Despite Anderson's tenacious pursuit and the relentless pressure applied by third-place Dave Connolly, Line began strengthening his stronghold around first-place at the Torco Racing Fuels NHRA Nationals at Virginia Motorsports Park in Richmond. After earning his fifth raceday pole of 2006, Line broke the points bank at VMP by setting a national-record elapsed time for the second weekend in a row with a run of 6.558 seconds, and a national-record speed of 209.75 mph en route to his fourth win of the season.
"I never dreamed that I could set the record twice, so to me it was a big deal," said Line. "We figured we could go that fast, but saying it and doing it are two different things. It was one of those times that we went in there with the right stuff, and we probably got a little bit lucky at the same time. It was one of those very rare moments. Our Summit Racing Pontiac ran great, the engine worked great and the driver didn't do too bad either. It was a fun weekend.
"With everything that we've accomplished this season, I'm probably most proud of setting the record, especially when we were able to do it on consecutive weekends. Whenever you can set the record in a class made for naturally-aspirated engines, that's a big deal for a guy who works in the engine shop. We pride ourselves on making good power, and making more power than anyone else, and when you can set the record, that solidifies your spot in the horsepower hierarchy."
In addition to his category-leading 40 round wins this season and the 40 bonus points for twice setting the national elapsed-time record, some other key factors in Line's championship charge include going 3-0 on raceday against Anderson, and 4-4 against Connolly (who he has raced more than any other driver this season). Line also has not lost a round-one matchup since July 23 at Seattle (the longest streak in Pro Stock), and he leads the category this year with the fewest first-round losses (four).
"The trick is not to beat yourself," said Line. "I remember watching Greg Stanfield when he won all of those championships in Super Stock. The thing he did better than everyone else is that he didn't beat himself - he made you beat him. He was going up there and cutting the same light on the tree every time, and was going to run within a hundredth of his dial-in. If you could beat him go ahead. For me, I'm about .040 or .050 on the light these days, and the car's going to run what it runs.
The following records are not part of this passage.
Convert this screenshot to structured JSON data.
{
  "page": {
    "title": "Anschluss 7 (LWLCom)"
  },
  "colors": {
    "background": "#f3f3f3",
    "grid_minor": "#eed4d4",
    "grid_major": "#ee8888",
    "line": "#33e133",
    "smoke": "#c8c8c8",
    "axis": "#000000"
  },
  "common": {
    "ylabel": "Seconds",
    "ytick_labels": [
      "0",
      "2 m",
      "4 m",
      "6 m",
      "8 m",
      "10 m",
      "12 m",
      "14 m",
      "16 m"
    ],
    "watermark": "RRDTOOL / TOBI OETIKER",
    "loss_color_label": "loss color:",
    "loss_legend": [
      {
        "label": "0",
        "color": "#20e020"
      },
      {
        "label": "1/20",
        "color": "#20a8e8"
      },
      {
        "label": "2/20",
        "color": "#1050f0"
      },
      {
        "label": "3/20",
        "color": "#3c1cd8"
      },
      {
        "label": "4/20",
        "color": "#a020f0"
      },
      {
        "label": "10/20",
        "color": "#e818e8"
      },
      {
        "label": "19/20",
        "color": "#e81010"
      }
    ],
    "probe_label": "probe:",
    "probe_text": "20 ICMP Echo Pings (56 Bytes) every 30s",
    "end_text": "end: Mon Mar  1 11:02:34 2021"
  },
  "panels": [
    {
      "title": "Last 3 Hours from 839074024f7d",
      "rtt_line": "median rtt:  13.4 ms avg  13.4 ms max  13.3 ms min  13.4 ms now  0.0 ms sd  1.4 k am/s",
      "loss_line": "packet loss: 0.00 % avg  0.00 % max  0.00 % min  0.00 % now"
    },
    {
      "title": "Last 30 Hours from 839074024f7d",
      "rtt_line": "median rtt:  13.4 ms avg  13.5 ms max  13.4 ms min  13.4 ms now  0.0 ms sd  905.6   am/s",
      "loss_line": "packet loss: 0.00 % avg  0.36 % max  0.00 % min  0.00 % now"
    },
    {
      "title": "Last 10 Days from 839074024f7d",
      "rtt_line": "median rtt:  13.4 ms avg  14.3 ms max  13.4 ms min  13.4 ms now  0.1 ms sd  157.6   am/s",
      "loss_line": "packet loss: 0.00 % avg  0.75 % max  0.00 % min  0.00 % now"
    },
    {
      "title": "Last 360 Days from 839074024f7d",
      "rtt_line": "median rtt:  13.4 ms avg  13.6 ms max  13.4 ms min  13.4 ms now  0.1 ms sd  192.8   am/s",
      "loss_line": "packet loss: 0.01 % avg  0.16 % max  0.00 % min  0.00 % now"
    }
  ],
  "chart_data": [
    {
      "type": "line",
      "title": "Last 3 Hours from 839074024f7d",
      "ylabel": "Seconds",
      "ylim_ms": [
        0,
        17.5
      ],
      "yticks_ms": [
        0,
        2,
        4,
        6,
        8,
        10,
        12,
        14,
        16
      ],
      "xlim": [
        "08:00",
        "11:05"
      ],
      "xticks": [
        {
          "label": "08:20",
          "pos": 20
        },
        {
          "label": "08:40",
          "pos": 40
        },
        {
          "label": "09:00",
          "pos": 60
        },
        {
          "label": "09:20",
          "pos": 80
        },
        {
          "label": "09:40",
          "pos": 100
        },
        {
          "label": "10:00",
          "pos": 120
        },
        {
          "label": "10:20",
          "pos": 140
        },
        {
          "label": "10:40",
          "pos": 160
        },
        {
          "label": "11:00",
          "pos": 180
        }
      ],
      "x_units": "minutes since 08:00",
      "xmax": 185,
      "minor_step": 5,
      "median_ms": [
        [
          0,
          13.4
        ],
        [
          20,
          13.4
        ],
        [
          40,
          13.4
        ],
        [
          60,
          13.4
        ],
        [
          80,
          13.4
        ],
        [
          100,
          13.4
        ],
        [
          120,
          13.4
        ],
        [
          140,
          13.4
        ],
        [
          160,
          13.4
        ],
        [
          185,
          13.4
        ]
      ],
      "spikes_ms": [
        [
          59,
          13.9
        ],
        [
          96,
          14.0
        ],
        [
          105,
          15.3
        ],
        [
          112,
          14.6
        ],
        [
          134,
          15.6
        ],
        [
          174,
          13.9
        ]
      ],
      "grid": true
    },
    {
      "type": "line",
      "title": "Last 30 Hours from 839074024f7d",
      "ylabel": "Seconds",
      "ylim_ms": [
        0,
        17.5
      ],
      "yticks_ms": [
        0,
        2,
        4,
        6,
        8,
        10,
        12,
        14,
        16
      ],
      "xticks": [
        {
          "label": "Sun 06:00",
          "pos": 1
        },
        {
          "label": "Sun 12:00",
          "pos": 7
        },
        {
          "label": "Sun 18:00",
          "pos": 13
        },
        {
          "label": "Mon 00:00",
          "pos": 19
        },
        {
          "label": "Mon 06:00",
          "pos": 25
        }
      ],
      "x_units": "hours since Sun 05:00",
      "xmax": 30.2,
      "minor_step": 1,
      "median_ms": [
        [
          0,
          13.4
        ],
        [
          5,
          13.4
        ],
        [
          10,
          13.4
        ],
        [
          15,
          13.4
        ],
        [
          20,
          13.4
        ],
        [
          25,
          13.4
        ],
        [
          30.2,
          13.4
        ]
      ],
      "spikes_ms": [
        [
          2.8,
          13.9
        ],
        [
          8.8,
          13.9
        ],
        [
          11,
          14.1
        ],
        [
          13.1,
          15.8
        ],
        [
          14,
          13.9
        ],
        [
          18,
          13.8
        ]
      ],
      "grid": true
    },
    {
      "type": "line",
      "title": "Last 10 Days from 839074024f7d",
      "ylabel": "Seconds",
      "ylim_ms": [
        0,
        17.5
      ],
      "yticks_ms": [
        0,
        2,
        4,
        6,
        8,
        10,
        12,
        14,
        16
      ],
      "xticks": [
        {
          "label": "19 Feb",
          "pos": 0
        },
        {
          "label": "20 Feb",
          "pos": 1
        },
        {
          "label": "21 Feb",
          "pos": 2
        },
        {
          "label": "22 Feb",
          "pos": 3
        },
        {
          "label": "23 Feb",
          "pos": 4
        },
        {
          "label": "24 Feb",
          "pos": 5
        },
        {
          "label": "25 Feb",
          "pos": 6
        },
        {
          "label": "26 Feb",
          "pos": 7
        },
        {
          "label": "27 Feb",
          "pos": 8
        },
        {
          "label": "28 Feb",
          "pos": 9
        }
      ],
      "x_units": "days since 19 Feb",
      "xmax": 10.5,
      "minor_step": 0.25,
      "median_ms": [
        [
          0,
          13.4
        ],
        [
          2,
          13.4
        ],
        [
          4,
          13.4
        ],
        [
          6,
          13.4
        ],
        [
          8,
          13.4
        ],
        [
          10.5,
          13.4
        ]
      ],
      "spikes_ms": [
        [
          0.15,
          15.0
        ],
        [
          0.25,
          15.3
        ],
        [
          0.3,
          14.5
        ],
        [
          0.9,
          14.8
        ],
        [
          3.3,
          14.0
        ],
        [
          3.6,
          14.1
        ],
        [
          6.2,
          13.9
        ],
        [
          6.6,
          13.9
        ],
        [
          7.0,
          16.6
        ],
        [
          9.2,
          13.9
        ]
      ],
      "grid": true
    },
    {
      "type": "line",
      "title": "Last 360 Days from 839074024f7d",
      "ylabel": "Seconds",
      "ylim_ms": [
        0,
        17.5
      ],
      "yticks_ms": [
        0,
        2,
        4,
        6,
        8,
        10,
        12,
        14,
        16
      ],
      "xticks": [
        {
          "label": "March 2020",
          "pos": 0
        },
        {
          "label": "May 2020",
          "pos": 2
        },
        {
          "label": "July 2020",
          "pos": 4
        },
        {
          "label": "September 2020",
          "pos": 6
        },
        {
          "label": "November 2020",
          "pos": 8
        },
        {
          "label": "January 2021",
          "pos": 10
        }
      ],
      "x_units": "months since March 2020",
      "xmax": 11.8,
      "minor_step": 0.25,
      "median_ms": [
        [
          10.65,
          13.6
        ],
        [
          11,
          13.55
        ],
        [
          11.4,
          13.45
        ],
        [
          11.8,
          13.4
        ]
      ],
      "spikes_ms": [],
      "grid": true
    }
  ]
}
If you can outdo that then you're going to win the round, but that's what I'll continue to do for the remainder of the season."
With the year winding down and the Pro Stock championship going to one of the cars in the Summit Racing Pontiac camp, Jason Line is already looking ahead to 2007 and for ways to keep the team's two GTOs at the front of the pack.
"I'm constantly thinking, 24/7, about something engine related - always," said Line. "Last week, after one of our dyno pulls, we found a little more horsepower, not much, three or four horsepower, and not enough that you'll actually see it. But the next time, or the next two times we find three or four horsepower, it's going to show up and you're going to see it on the racetrack. We're constantly looking for that. It's a quest. No stone is left unturned, and for me, that's what is the most fun of this whole deal knowing that you can never be finished. It's fun to find power and trying to find more becomes absolutely addictive. Everybody enjoys this, but there are certain individuals out here, including myself, that not only enjoy it, but live for it."